Bon, admettons. N’empêche : j’ai déjà le précédent BoL. Je t’aime bien mais je ne vais quand même pas racheter la nouvelle version, si ?
Si, et je vais te dire pourquoi ce sera une bonne idée : en dehors du fait que le livre sera très beau et très différent dans la forme de celui de la 1ere version, il est aussi enrichi dans son contenu. On retrouve les règles de Barbarians of Lemuria, mais dans une version plus complète et débuguée au niveau du système de combat (et on admettra que ça compte, dans BoL, le combat). Les règles de combat d’armée et de combat naval sont accessoires mais elles sont bien faites. Il faut noter qu’elles n’ont pas du tout la même vocation : les règles de combat naval sont faites pour gérer des accrochages de navires en technicolor, alors que les règles de combat d’armée sont plus faites pour créer des aventures où les héros vont s’illustrer par des actions commando dans un contexte de grands conflits épiques. Mais bon, moi ce qui m’a vraiment accroché, c’est la description de la Lémurie, et le bestiaire. Je vais te dire, j’aurais illustré le jeu rien pour le bestiaire. Et puis il y a aussi cinq scénarios inédits en français ! Dont deux de Simon Washbourne, et trois de notre équipe, par Andrea Salvatores, Arnaud Prié et Vincent Basset (lequel a aussi assuré toute la nouvelle traduction).

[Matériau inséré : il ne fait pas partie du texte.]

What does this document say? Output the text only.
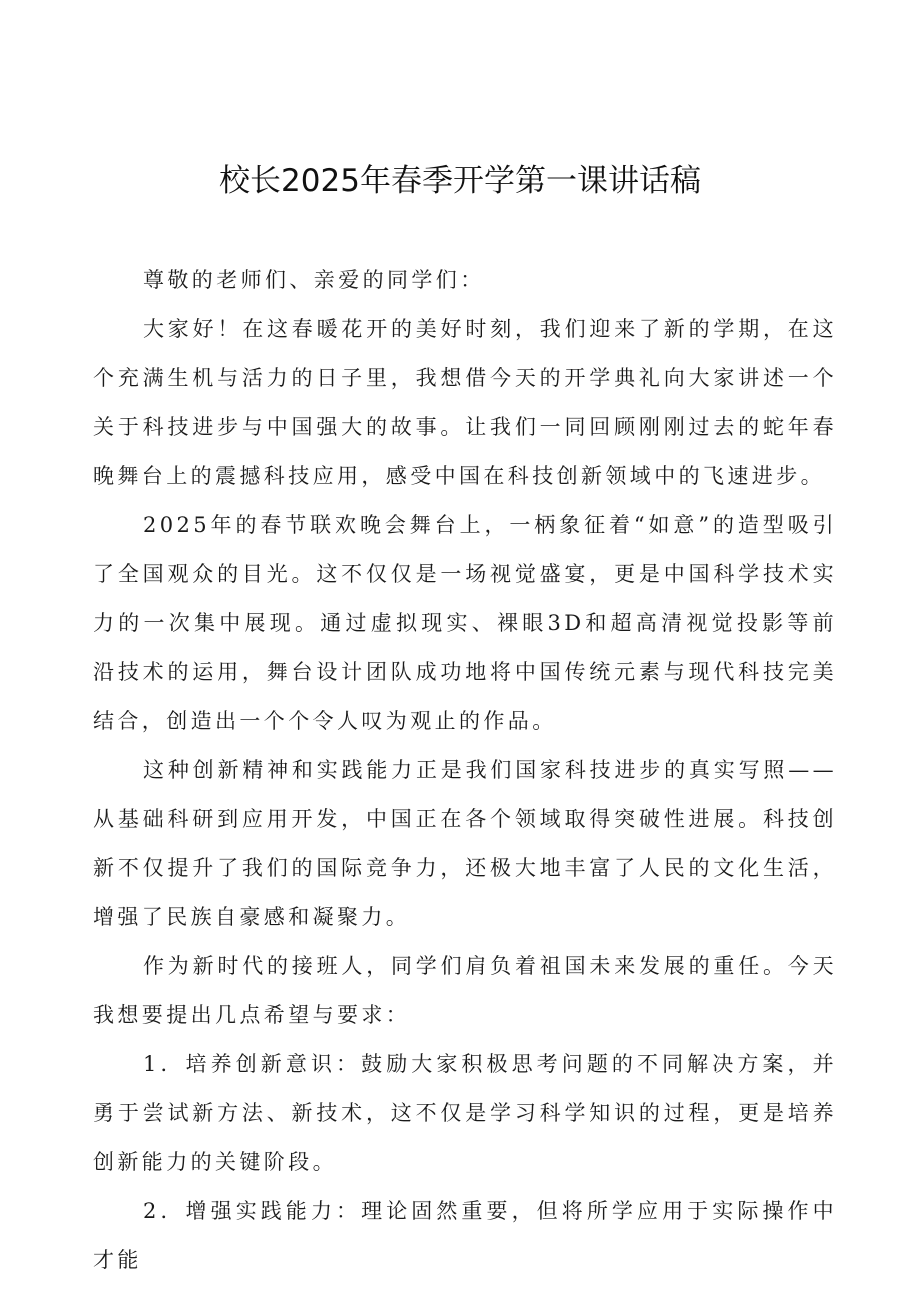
校长2025年春季开学第一课讲话稿

尊敬的老师们、亲爱的同学们：

大家好！在这春暖花开的美好时刻，我们迎来了新的学期，在这个充满生机与活力的日子里，我想借今天的开学典礼向大家讲述一个关于科技进步与中国强大的故事。让我们一同回顾刚刚过去的蛇年春晚舞台上的震撼科技应用，感受中国在科技创新领域中的飞速进步。

2025年的春节联欢晚会舞台上，一柄象征着“如意”的造型吸引了全国观众的目光。这不仅仅是一场视觉盛宴，更是中国科学技术实力的一次集中展现。通过虚拟现实、裸眼3D和超高清视觉投影等前沿技术的运用，舞台设计团队成功地将中国传统元素与现代科技完美结合，创造出一个个令人叹为观止的作品。

这种创新精神和实践能力正是我们国家科技进步的真实写照——从基础科研到应用开发，中国正在各个领域取得突破性进展。科技创新不仅提升了我们的国际竞争力，还极大地丰富了人民的文化生活，增强了民族自豪感和凝聚力。

作为新时代的接班人，同学们肩负着祖国未来发展的重任。今天我想要提出几点希望与要求：

1．培养创新意识：鼓励大家积极思考问题的不同解决方案，并勇于尝试新方法、新技术，这不仅是学习科学知识的过程，更是培养创新能力的关键阶段。

2．增强实践能力：理论固然重要，但将所学应用于实际操作中才能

Le matos inédit, tu y participes aussi ou bien toi tu ne sais que faire les p’tits miquets ?
Dans le livre de base, je ne fais que des petits miquets avec des sabres ou des crocs (ou des tentacules). Mais je compte bien participer au matos inédit. Déjà avec un scénario BoL de mon cru qui sera publié dans Casus Belli prochainement, et puis j’ai aussi quelques idées pour participer à la suite, lors du développement de la gamme VF. Mais je garde ces cartes dans ma manche pour le moment.